Накачанные ребята с короткими стрижками, в камуфляже и берцах, державшиеся поодаль. Для пущего разнообразия – кавайные и готические персонажи, добродушные любители пива и просто мазохисты-любители покормить комаров подальше от города.
Обязательная ложка дёгтя – типы, заявившиеся налакаться за полторы сотни вёрст от города – при том, что тоже самое они могут сделать в собственном гараже без ущерба для окружающей среды. И основная масса, робко примеряющая на себя то одно, то другое, выбирая себе наряд из пёстрого вороха. Может ли Сибирь найти себя в этом маскараде – не знаю. Впрочем, каковы бы ни были наряды днём, ближе к вечеру они стремились к общему знаменателю – глухим штормовкам, прочным штанам, накомарникам, как нельзя более отвечающим холодным ночам и гнусиному натиску. Может, таков окажется окончательный выбор Сибири – внешняя единообразная практичность, подогнанная под суровую жизнь, но при этом буйство красок и стилей в душе.

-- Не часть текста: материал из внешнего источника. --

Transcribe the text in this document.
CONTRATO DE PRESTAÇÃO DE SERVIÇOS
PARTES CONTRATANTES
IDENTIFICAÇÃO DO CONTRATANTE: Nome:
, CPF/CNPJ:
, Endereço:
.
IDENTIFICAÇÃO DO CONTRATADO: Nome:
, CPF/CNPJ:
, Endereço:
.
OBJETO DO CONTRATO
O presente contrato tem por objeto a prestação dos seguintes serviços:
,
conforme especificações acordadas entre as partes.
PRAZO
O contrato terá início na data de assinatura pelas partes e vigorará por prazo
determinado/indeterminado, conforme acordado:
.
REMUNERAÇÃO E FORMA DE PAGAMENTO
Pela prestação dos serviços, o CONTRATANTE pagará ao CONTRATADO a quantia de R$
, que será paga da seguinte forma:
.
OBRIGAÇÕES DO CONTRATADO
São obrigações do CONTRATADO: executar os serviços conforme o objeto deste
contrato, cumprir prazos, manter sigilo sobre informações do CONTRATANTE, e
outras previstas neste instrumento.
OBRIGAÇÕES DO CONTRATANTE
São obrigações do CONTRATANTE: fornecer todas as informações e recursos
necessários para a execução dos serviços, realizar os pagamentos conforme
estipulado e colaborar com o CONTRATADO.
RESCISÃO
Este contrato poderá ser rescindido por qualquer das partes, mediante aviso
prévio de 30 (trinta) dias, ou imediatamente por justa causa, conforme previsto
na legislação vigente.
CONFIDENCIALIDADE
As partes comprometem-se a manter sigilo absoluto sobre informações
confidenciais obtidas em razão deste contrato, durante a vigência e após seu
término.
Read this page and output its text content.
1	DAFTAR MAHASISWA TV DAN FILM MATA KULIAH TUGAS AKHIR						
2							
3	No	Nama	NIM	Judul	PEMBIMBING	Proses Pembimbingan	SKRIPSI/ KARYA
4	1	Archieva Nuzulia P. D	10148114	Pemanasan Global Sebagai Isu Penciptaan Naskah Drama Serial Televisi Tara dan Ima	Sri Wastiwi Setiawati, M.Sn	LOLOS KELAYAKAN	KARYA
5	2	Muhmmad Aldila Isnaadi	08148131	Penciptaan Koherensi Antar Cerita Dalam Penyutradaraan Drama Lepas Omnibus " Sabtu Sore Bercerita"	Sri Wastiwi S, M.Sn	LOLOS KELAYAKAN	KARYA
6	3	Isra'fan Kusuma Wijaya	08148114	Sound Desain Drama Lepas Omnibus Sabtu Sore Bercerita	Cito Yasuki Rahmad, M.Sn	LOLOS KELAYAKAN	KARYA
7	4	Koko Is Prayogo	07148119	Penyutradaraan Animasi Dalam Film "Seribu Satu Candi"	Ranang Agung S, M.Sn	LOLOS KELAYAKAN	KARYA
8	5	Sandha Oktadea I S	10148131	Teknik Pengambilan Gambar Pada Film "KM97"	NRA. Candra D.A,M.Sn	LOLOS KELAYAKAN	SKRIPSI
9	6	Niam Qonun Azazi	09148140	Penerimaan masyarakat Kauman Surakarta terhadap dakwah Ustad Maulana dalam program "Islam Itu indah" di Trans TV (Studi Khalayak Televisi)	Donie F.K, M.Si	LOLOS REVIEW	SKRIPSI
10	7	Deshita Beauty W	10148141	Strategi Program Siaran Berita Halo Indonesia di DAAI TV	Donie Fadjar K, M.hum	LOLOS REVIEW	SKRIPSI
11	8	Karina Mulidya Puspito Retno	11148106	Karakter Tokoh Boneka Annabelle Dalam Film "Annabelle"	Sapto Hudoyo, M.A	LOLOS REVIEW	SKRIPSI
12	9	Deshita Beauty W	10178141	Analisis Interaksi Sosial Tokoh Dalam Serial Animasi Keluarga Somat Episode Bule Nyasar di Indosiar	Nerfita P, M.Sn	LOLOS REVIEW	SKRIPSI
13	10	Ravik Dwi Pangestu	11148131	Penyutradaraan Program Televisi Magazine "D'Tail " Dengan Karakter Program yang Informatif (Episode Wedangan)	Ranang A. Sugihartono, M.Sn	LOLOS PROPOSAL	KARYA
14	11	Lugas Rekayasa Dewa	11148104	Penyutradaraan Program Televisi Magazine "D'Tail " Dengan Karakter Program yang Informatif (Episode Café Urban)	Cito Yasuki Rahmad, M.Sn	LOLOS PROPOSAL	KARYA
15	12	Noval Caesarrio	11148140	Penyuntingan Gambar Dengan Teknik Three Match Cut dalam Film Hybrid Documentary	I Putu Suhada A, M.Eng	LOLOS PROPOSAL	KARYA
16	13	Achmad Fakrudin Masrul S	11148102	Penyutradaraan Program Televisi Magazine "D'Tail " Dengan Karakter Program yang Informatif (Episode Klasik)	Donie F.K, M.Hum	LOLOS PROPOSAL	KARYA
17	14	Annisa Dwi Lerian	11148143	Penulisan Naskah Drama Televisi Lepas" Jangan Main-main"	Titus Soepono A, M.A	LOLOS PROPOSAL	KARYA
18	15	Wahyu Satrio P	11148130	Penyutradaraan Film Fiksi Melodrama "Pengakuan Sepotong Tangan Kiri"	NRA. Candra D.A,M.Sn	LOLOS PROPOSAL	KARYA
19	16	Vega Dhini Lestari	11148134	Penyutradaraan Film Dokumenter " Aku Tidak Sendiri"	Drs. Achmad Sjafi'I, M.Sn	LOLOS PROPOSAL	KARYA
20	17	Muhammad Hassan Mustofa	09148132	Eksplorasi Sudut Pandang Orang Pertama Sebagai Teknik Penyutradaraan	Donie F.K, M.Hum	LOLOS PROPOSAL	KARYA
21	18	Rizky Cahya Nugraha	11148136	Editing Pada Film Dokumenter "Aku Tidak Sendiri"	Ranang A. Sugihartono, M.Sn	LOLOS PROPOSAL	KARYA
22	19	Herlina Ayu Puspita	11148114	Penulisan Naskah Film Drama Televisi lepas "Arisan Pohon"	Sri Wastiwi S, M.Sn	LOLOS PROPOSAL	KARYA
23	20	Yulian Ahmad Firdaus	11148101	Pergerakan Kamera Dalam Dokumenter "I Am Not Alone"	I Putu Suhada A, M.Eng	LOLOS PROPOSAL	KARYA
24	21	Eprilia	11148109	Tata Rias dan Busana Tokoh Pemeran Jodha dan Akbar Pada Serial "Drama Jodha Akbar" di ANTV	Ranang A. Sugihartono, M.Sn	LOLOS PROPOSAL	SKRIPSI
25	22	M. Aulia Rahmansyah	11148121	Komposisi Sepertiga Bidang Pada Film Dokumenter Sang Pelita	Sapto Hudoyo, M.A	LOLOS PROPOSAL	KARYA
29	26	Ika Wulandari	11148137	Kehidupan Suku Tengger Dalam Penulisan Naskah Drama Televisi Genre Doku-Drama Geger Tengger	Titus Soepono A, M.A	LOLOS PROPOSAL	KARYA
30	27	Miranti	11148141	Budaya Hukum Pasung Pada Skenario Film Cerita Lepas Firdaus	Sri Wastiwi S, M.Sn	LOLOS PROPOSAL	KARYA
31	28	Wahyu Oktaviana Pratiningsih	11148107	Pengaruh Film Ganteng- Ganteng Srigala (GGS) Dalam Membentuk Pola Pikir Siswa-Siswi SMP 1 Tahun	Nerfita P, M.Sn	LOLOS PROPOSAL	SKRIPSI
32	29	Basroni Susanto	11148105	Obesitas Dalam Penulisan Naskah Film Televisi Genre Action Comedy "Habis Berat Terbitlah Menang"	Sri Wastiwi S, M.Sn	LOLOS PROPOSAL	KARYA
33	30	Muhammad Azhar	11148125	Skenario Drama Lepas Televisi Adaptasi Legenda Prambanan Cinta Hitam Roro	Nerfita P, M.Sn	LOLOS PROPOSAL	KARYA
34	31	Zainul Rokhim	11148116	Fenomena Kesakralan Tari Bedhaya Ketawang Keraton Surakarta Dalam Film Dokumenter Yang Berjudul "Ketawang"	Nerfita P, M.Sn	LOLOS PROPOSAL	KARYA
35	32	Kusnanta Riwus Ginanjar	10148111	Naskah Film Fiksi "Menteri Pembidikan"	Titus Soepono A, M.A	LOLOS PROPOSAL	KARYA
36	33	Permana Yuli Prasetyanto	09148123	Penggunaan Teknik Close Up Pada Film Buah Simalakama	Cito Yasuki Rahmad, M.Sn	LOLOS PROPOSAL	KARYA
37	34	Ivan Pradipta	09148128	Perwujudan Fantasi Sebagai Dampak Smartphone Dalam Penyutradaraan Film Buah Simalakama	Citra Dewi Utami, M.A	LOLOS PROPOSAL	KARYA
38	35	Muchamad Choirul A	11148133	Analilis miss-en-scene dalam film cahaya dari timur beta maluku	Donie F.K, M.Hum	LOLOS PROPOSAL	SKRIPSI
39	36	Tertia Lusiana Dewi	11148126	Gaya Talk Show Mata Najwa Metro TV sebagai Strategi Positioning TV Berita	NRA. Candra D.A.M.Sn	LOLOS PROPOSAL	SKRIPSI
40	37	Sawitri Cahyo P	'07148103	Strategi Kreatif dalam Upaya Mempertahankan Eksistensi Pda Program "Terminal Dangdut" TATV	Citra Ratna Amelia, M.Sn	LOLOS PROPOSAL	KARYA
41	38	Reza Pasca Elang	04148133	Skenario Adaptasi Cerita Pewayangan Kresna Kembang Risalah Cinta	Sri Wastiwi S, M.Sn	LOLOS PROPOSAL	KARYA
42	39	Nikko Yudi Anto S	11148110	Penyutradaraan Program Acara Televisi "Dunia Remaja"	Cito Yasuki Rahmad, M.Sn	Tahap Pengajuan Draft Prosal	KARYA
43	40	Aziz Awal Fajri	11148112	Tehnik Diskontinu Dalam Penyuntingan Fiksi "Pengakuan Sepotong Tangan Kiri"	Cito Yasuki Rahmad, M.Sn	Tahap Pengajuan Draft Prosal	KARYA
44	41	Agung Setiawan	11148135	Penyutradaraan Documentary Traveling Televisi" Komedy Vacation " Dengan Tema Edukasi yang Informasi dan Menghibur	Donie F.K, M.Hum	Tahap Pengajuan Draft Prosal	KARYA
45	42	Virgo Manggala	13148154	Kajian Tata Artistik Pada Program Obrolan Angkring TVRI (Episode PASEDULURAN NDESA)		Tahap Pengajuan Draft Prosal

И очень хорошо, что на фестивале «ветер с Востока преобладает над ветром с Запада» - так некогда поэтично выразился Великий Кормчий (правда, в другом месте и в другое время). Не забывайте, фасадом Сибирь развёрнута на древний и манящий Юг. Там высятся твердыни мысли и умения, которые были древни и сметливы, когда выскочка-Запад только начинал своё восхождение. За казахскими степями грезится прямой как правда Иран, за южными горами высятся Тибет и Гималаи, отражающими блистание Индии, за лесами и реками утвердился бесконечный могучий Китай. Древняя Сибирь находилась в равновесии – она знала Запад, но не забывала Восток. Социальная тектоника сдвинула Евразию на Запад. насильно притянула обширную Сибирь к далёкому европейскому отростку – настало время вернуться в природное равновесие, искать снова опоры в других мирах.
Не стоит забывать всё, что нам дал Запад, не стоит утверждаться только на «да, скифы мы…», но и эпохальный поворот на Юг и Восток для Сибири насущнейшая необходимость. Там лежат ключи к пониманию мира и к умению жить, которые будут полезны новой Сибири. Сибирь фестиваля встраивается в совсем иную систему координат, где нет доминирующего Запада, раздавленной России, учтиво-неуступчивого Китая, агрессивного исламского Востока и многозначительно безмолвствующей Индии. Под этими самодовлеющими чудовищами демонов государственности робко пробиваются вслепую – как корни травы и деревьев в почве – мысли и руки навстречу другу, на ощупь ткётся ткань с непонятным узором. Люди встречаются с люди, а не идеологии с идеологиями, люди ищут друзей и единомышленников, а не конкурентов или коллег.
«Мы – люди друг другу». Можно иначе – «мы с тобой одной крови, ты и я».